What to do if your child tells you he hates you

Feeling anguished because our children have told us "I hate you" does not make much sense. Children are children and that means that they rarely measure the consequences of what they say or do. They are impulsive and, therefore, they are easily carried away by their emotions. They have poor emotiona

Feeling anguished because our children have told us "I hate you" does not make much sense. Children are children and that means that they rarely measure the consequences of what they say or do.

They are impulsive and, therefore, they are easily carried away by their emotions. They have poor emotional control and, often, it is emotions that end up controlling them by sometimes playing tricks on them. But, cómo how to act if your child tells you he hates you? When your child tells you he hates you, what to do?

Normally, when children verbalize phrases like "dad, I hate you" or "mom, I hate you" they are not aware of the meaning of such words.

Children when they feel frustrated are aggressive. We all know that when children do not get what they want, feel cornered or things do not go as planned,

they may be frustrated and show inappropriate behavior. Sometimes they look for, in their still scarce vocabulary, the most unpleasant or offensive words to hurt their parents in order to let them know that they are very angry. Normally, when they are younger they show their frustration through tantrums, insults, crying, etc. However, when children are older, they express their frustration and dissatisfaction by using hurtful or offensive expressions.

They are learning to know and manage their emotions, they do not always know how to manage them. When they have intense emotions that they do not understand or control, such as frustration, they end up blaming and holding their parents accountable for what they feel.

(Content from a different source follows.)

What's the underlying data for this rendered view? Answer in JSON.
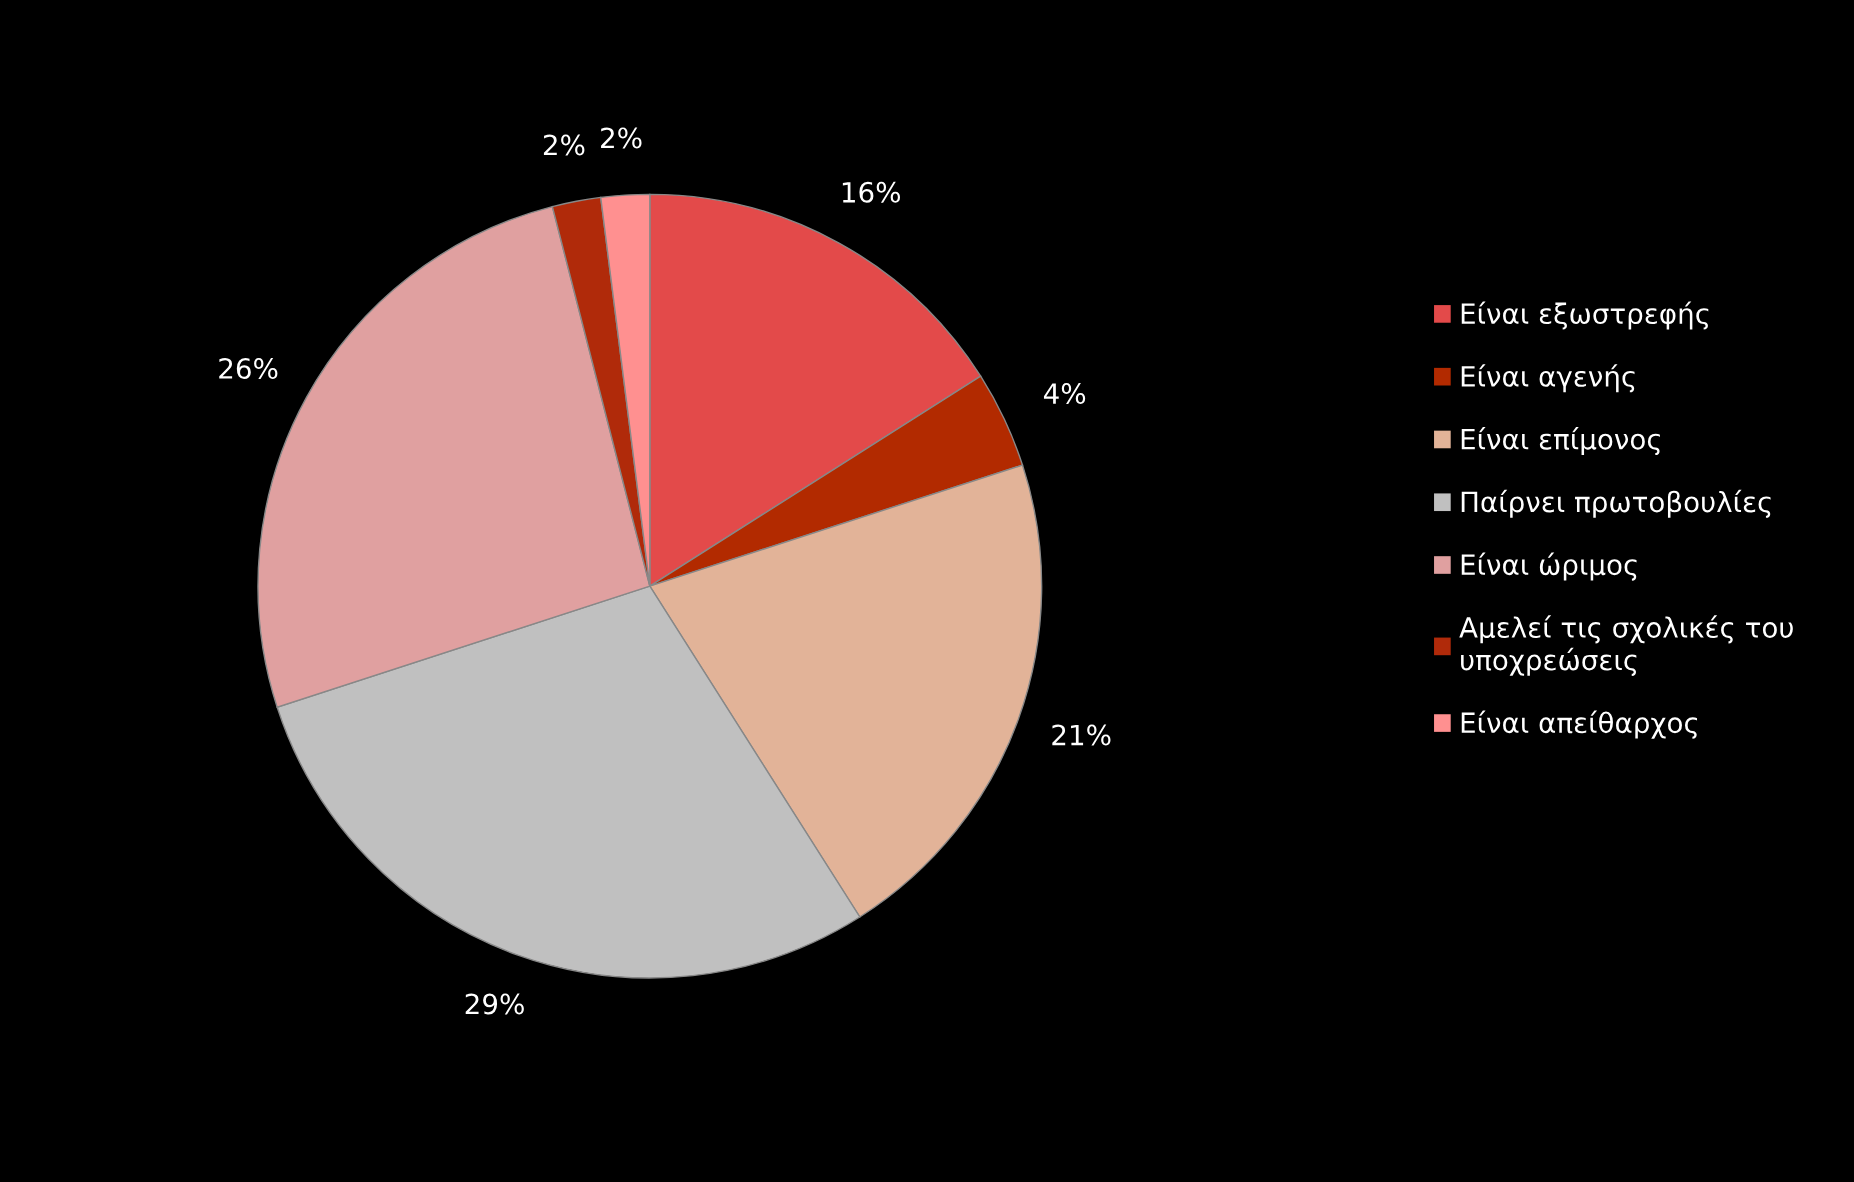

When your child tells you that he hates you in time of anger, what he really wants to let you know is that he does not like what you propose

or that he does not agree with the way you act at that moment. It is true that saying "I hate you" is not the best way to express how you feel but, we can not forget that they are children and still do not have many other alternatives at their disposal to express their feelings more adequately. Children learn little by little during their childhood to develop in social situations, to resolve conflicts, to control their emotions, etc. They continually learn and internalize emotional and social skills but, because of their short life trajectory, they are still inexperienced little ones who feel easily overwhelmed. When they get angry, they do not have many strategies and end up expressing their anger by using their limited weapons. Put yourself in their place, we have all been children.

Then,

from Guiainfantil.com we want to offer you some recommendations to successfully handle this type of situation: - Do not worry.

It is normal that when you hear those words you find them painful, but when your child tells you that he simply wants you to know that he is very angry, it is the way he has to let you know. He really does not feel what he said. - Do not go into his game.

Ignore him, as if you had not heard him. Do not let yourself be carried away by your provocation, if you enter it is your game you are lost. It is necessary that the child does not have the feeling that he has managed to destabilize you emotionally and get your attention. If you can get caught in their networks, you may use the saying "I hate you" as a weapon thrown at you when necessary to get what you want. - Keep calm.

Do not get upset. Maintain a state of absolute calm and tranquility and only talk to the child when he has calmed down. In times of storm is not good to talk, it is better to wait and address the issue when both parties are receptive and emotions have been reduced. - Help him know his emotions.

Do not prevent him from expressing his frustration or anger. Let him experience his emotions freely without judging or criticizing him. Children have the right to act in a wrong way in order to learn from their own mistakes, from their experience. Then, when the storm has passed, approach him, talk to him, help him name the emotions he has had at that moment. And, offer alternatives so that you can express your emotions in a more beneficial way when you become frustrated or angry again. - Express how he made you feel.

Express what we think and feel is a right that we all have. Therefore, when the child has calmed down, let him know how you felt when he said "I hate you". This can encourage the child to put himself in your place and become aware that everything that one says or does has consequences. It is important that the child is aware that his words have made you feel bad and that it is not an appropriate behavior so that it does not happen again. Finally, express to her that you would love her to apologize for what happened. Ultimately, it is important that the child learns that using that inappropriate behavior will not get anything from you at all. Therefore, it is necessary that you do not give in to his words, that you pay no attention to him and that you do not talk to the child until he has adopted another attitude. On the other hand, if you become traquilized and assume a good attitude you can negotiate and talk about what has happened with affection and closeness.